Air Canada, Air China sign joint venture deal in state airline’s first deal with North American carrier

Air Canada, Air China sign joint venture deal in state airline’s first deal with North American carrier


BEIJING/SHANGHAI — Air China Ltd and Air Canada signed a joint venture agreement on Wednesday to increase the commercial cooperation on flights between the two countries, both airlines said.

The joint venture marks the Chinese state airline’s first deal with a North American carrier. Both carriers had earlier agreed to codeshare services and allow passengers to use each other’s lounges, but a complete joint venture is expected to help expand their collaboration.

The companies did not reveal financial terms for the deal, but said the process is expected to be wrapped up in six months.

Canada’s biggest airline has said the joint venture would help it compete more “aggressively” in the Pacific market, especially at a time when it is facing yield pressures on flights to China and Hong Kong.

The joint venture “is an important strategy in our global expansion as it significantly increases Air Canada’s presence in an aviation market set to become the world’s largest by 2022,” Air Canada Chief Executive Officer Calin Rovinescu said.

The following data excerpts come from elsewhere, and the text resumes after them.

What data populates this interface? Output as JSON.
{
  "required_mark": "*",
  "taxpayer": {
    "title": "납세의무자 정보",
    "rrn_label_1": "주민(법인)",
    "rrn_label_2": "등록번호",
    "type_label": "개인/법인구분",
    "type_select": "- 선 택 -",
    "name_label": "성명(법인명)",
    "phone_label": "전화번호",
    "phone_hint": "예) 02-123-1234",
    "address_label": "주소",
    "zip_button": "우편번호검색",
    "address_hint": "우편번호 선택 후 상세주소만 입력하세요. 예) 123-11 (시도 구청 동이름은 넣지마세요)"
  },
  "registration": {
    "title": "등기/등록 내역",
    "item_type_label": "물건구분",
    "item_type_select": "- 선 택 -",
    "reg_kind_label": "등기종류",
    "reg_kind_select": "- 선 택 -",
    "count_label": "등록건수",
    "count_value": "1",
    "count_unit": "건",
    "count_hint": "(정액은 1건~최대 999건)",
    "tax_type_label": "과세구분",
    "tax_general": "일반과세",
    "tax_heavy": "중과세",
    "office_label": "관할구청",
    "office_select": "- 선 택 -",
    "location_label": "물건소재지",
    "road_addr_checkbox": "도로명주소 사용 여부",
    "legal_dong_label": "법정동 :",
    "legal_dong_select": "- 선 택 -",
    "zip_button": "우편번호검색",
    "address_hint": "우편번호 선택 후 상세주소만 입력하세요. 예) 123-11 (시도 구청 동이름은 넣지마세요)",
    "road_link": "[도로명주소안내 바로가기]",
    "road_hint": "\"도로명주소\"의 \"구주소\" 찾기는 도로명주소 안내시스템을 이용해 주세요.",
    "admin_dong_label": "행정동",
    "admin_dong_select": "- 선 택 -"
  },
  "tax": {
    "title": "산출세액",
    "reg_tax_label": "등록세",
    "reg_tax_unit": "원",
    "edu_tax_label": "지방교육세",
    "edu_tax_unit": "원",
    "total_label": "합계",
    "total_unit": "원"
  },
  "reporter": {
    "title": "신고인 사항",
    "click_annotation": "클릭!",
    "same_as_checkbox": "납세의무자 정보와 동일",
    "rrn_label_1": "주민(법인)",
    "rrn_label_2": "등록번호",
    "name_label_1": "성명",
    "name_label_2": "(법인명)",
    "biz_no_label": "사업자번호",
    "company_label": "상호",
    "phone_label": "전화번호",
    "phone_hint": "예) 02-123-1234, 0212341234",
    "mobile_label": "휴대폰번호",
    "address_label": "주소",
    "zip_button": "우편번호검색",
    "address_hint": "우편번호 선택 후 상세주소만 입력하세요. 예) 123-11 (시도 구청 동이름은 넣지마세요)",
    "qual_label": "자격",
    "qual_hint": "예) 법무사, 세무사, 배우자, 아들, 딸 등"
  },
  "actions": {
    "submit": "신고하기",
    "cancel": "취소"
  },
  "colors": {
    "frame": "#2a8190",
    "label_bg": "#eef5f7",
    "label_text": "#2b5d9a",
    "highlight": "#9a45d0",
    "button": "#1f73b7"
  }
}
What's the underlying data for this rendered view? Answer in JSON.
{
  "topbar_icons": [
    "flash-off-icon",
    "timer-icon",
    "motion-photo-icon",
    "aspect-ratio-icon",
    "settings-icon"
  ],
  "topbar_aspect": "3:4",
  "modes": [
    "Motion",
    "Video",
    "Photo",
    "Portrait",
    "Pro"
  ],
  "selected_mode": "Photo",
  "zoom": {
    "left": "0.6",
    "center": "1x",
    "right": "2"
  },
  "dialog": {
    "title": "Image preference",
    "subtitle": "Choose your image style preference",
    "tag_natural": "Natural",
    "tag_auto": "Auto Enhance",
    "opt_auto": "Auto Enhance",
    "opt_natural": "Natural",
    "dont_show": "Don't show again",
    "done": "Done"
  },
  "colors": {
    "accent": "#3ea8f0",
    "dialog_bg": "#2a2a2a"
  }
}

The Sino-Canada market is one of the most significant long-haul markets for the carrier, and we hope to roll out more products and services under the partnership, Air China Chairman Cai Jianjiang said.

China’s flag carrier had signed a joint venture agreement in Europe with Germany’s Lufthansa in 2016. Under the deal, where no cash investment was involved, the two firms were allowed to sell each other’s tickets on certain routes. The deal also included Lufthansa’s units Austrian Airlines and Swiss Air.

Air China’s domestic rivals have been forging alliances with their North American peers.

China Eastern Airlines Corp Ltd had agreed to sell a 3.55 per cent stake to Delta Air Lines Inc in 2015, while China Southern Airlines Co Ltd sold a small stake to American Airlines Group Inc for US$200 million last year.

The joint venture comes soon after Taiwan’s foreign ministry asked the Montreal-based company for a “speedy correction” following the airline’s decision to list Taipei, the capital of Taiwan, as a part of China on its booking website.